Violent Night is a film that follows a jaded Santa Claus who goes to great lengths to violently stop criminals from harming a little girl and her family on Christmas Eve. It’s the latest “non-traditional” take on a Christmas movie and Father Christmas himself. With other non-traditional hits like Bad Santa, Krampus, and Die Hard, it does have a lot to live up to. It’s worth checking twice to see if this twisted holiday tale is able to stand out on its own.
Light spoilers for Violent Night are ahead.
This film is extremely action-packed, and the action scenes are absolutely incredible. The fight choreography is riveting to watch, yet it never feels too over the top or ridiculous. It’s quite impressive that Santa’s magical abilities are cleverly used during each battle but it all somehow still feels relatively grounded. Adding to the exciting action are the tremendous gore effects used throughout. Every bit of blood, broken bone, impalement, and any other injury also look real while still feeling grounded and somewhat realistic despite the fantastical nature of a Santa Claus story.
The movie’s humor is just as well-handled. Fans of dark humor especially have plenty to look forward to with this film. There are several moments in which Santa killing or injuring someone is made outrageously funny. There are a few puns and one-liners that lead to some big laughs. Quite a few scenes are so bonkers that it’s rather difficult not to laugh during them. Most of the humor is pretty dark, so if that’s not your thing then maybe this isn’t for you, but just about all of it does work exceptionally well.
Something that is important for any true Christmas movie or special is the heart and themes of believing in the magic of the holiday, and that’s very much present in Violent Night despite the brutal action. Not only does Santa use his magic, but a child and her family learn to believe in Santa and the Christmas spirit. A family grows closer together. In the most dire of situations, Santa thinks about how much he loves Mrs. Claus. There’s a surprising amount of emotional moments throughout, and all of them are welcome.

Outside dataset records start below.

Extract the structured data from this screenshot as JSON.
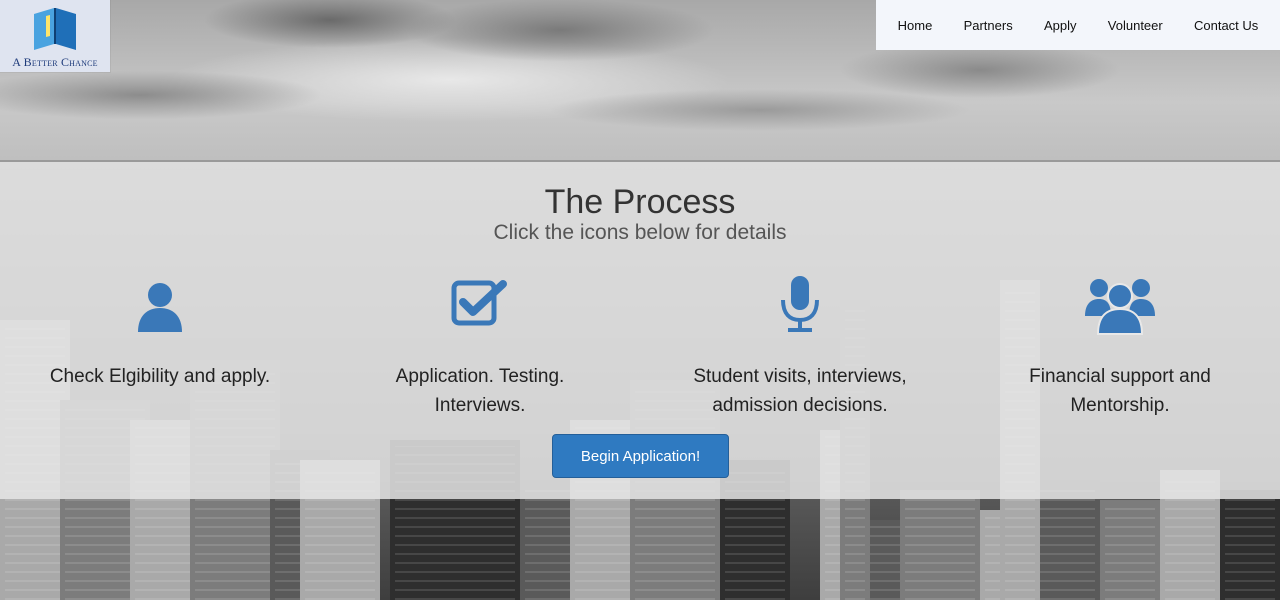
{
  "brand": {
    "logo_text": "A Better Chance"
  },
  "nav": {
    "items": [
      {
        "label": "Home"
      },
      {
        "label": "Partners"
      },
      {
        "label": "Apply"
      },
      {
        "label": "Volunteer"
      },
      {
        "label": "Contact Us"
      }
    ]
  },
  "process": {
    "title": "The Process",
    "subtitle": "Click the icons below for details",
    "steps": [
      {
        "icon": "user-icon",
        "line1": "Check Elgibility and apply.",
        "line2": ""
      },
      {
        "icon": "checkbox-icon",
        "line1": "Application. Testing.",
        "line2": "Interviews."
      },
      {
        "icon": "microphone-icon",
        "line1": "Student visits, interviews,",
        "line2": "admission decisions."
      },
      {
        "icon": "group-icon",
        "line1": "Financial support and",
        "line2": "Mentorship."
      }
    ],
    "cta_label": "Begin Application!"
  },
  "colors": {
    "accent": "#2f7ac1",
    "icon": "#3a78b8",
    "nav_bg": "#f3f6fb"
  }
}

This is one of the few times in which Santa Claus actually develops as a character in a movie. Seeing him start off as jaded and gradually remember why he loved giving gifts to all in the first place in genuinely heartfelt. Seeing his arc fully reached is quite satisfying. Santa is usually portrayed as a flawless figure, so it’s great to see him as someone who can still grow here.
Throughout the film, there are hints at the backstory of this version of Santa. It’s a rather unique one and it actually makes a lot of sense given where and when the idea of Santa originated. It also gives context as to how Santa is able to fight countless goons so effortlessly. Something that makes this backstory so interesting is that it provides us with just enough information that we can fill in the blanks without it taking up too much of the movie.
The members of the Lightstone family are genuinely horrible people, and they even admit to being terrible a couple of times throughout the story. However, they don’t seem to change their ways or get any sort of comeuppance. Santa and the main couple grow, but it’s quite annoying that some of the ones who need to most don’t learn anything whatsoever.
It’s unclear if the main couple, Jason and Linda, ditched their toxic family members or not. They said they wanted to, but then it feels like they grow closer to them by the end. Since their family remains horrible and toxic, maybe they should have still made a point of not being around them anymore. If they’re still cutting them off, the ending should have made that more clear.
The excessively wealthy Lightstone family are able to afford what they think is a top-notch security team to protect their home, themselves, and their money. However, their security is completely incompetent. They don’t stop a single criminal from breaking in or harming those they’re hired to protect. They’re all taken out with absolutely no effort from the villains. The security team also somehow has no idea that someone had been gradually stealing money from their vault. There might as well have been no security there to begin with.
There are several moments throughout the story in which Santa talks about how important Mrs. Claus is to him. Despite her importance, she never makes an appearance in the movie. What’s especially odd about that is that there’s an organic moment when she could have shown up. The reindeer return from the North Pole with a new sack of toys at the end of the movie so Santa can resume his night of gift-giving. There’s also a letter from Mrs. Claus. She could have also been on the sleigh, the one to return it to him. It also would have been a solid opportunity for a humorous or fan-service cameo, but this is one opportunity that was missed.
Violent Night may slightly suffer from plot contrivances and things that are somehow less believable than Santa Claus (like the world’s worst security team), but the rest of it is so wildly entertaining that it mostly makes up for it. The action is exciting, the dark humor is laugh-out-loud funny, there’s still emotional moments that don’t feel out of place, and Santa actually receives fantastic character development. This movie is perfect for those who are fans of the brutal tales around the holiday season like Gremlins or Die Hard but want them to feel even more Christmasy.